A crise no STF é grave e precisa ser investigada com rigor, transparência e respeito ao devido processo legal. Nenhuma autoridade pode estar acima da fiscalização. Mas o noticiário sobre a Corte não pode servir de cortina de fumaça para uma campanha pobre em ideias e compromissos.

Também contribui para esse esvaziamento a postura dos candidatos mais bem colocados nas pesquisas. Amparados pela vantagem eleitoral, alguns avaliam que participar de debates representa mais risco do que benefício. Preferem proteger a posição conquistada, controlar aparições e evitar perguntas incômodas.

Essa estratégia pode ser conveniente para o candidato, mas é ruim para a democracia. Quem pretende governar ou representar a população não deveria fugir do confronto de ideias. Debate não é favor concedido à imprensa nem espetáculo organizado por emissoras. É uma oportunidade para o eleitor conhecer propostas, comparar trajetórias e descobrir quem está preparado para enfrentar os problemas reais.

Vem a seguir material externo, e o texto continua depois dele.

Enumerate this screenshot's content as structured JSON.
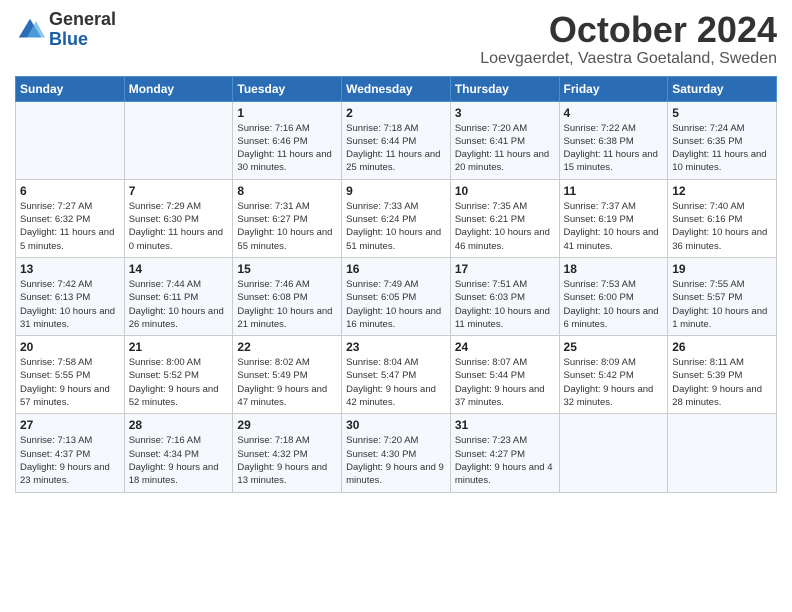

A ausência dos favoritos ainda desequilibra a disputa. Os candidatos com menor intenção de voto perdem a oportunidade de confrontar projetos, enquanto aqueles que lideram escapam de explicar promessas, alianças, contradições e de onde pretendem tirar dinheiro para cumprir o que anunciam.

Em Mato Grosso do Sul, não faltam assuntos. A população precisa saber o que os candidatos pretendem fazer diante das filas na saúde, da insegurança na fronteira, da falta de infraestrutura, da desigualdade social e das dificuldades enfrentadas pelos municípios. Também precisa conhecer posições sobre incentivos fiscais, geração de empregos, preservação ambiental e qualidade dos serviços públicos.

O eleitor não pode chegar às urnas conhecendo apenas pesquisas, slogans e vídeos produzidos para as redes sociais. Campanha eleitoral exige exposição, perguntas difíceis e respostas objetivas. Quem pede voto precisa estar disposto a prestar contas antes mesmo de receber o mandato.

Os problemas envolvendo o STF merecem atenção, mas o futuro do País e de Mato Grosso do Sul também está sendo decidido agora. Permitir que a crise da Corte ocupe todo o espaço público interessa justamente a quem prefere atravessar a campanha sem explicar o que pretende fazer.

Faltam 18 dias. Ainda há tempo para colocar a eleição de volta no centro do debate. Para isso, a imprensa precisa insistir nas perguntas, os candidatos precisam abandonar a zona de conforto e o eleitor deve cobrar presença, clareza e compromisso. Quem foge do debate durante a campanha dificilmente será mais transparente depois de eleito.